In this week's lab, we are going to expand our Really Simple Social Network by adding another table that will record connections between people! Because after all, what good is a social network if you can't ... be social?

Afterwards, we will be in a good position to run a report on the data, and then we can sell it to marketers for a massive profit! Isn't it great how few people read the terms of service? `/s`

## Importing our database
Since we are using a new colab notebook, we will need to reimport our database. Check your D2L Submission if you didn't keep a copy, you should be able to redownload it there. Run the below code block and the file upload picker will appear, after uploading your Database file, check that it appears in the `Files` tab of colab.

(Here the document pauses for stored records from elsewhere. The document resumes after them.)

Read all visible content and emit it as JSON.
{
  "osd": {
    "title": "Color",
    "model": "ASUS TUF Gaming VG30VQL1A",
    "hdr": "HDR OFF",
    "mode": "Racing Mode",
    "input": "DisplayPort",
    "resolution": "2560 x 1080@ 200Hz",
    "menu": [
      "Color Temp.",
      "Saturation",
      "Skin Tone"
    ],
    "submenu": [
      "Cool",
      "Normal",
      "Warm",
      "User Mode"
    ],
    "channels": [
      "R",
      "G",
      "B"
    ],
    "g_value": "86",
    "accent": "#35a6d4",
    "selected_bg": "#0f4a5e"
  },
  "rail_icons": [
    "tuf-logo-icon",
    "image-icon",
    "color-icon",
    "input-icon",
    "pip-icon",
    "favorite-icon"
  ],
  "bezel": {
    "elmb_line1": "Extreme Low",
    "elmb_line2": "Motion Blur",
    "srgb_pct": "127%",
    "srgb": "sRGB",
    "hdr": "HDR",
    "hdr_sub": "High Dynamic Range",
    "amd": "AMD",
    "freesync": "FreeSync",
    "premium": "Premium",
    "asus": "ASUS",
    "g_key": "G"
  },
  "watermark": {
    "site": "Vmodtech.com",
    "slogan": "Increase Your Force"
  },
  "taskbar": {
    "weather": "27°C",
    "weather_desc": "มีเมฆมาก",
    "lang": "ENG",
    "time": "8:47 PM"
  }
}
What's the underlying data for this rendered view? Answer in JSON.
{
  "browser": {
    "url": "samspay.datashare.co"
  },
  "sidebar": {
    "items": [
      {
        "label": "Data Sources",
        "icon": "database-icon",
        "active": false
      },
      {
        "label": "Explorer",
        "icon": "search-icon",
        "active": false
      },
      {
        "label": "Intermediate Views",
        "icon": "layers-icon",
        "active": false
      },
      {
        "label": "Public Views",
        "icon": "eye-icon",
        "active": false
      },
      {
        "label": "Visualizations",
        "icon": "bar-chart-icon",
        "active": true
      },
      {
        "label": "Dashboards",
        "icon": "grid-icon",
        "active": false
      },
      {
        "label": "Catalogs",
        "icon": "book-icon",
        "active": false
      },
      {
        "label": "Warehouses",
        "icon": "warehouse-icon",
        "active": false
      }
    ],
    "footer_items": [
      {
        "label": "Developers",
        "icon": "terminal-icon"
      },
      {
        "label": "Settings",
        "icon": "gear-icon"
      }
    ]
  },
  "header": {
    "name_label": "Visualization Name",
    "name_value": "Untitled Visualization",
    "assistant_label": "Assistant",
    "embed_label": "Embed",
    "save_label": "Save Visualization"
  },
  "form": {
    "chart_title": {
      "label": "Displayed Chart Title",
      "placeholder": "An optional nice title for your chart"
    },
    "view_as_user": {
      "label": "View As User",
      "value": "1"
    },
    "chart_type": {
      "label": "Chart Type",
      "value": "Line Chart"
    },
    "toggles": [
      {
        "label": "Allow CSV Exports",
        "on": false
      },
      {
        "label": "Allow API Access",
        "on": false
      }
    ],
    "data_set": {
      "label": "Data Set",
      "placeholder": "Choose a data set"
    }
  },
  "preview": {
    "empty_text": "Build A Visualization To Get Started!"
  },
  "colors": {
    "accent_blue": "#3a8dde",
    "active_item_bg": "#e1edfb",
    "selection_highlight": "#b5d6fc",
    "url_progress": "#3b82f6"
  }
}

Remember that you may need to update the listings before it will appear.

In [1]:
from google.colab import files
uploaded = files.upload()


Saving social_network.db to social_network.db


## Creating our relationship table

In the code block below, we will be creating a new table in our database for `relationships` with the following parameters:


1.   A primary key column called `id` with the `INTEGER` datatype that is `NOT NULL`
2.   A foreign key column called `user_id` that links to the `id` column of the `people` table with the `INTEGER` datatype that is `NOT NULL`
3.   Another foreign key column called `friend_id` that also links to the `id` column of the `people` table with the `INTEGER` datatype that is `NOT NULL`
4.   A `date_created` table with the `DATE` datatype that is `NOT NULL`

The Below codeblock will get you started:



In [2]:
import sqlite3

#Retreive the Connection object, rename the file to match your uploaded DB if necessary.
myConnection = sqlite3.connect('social_network.db')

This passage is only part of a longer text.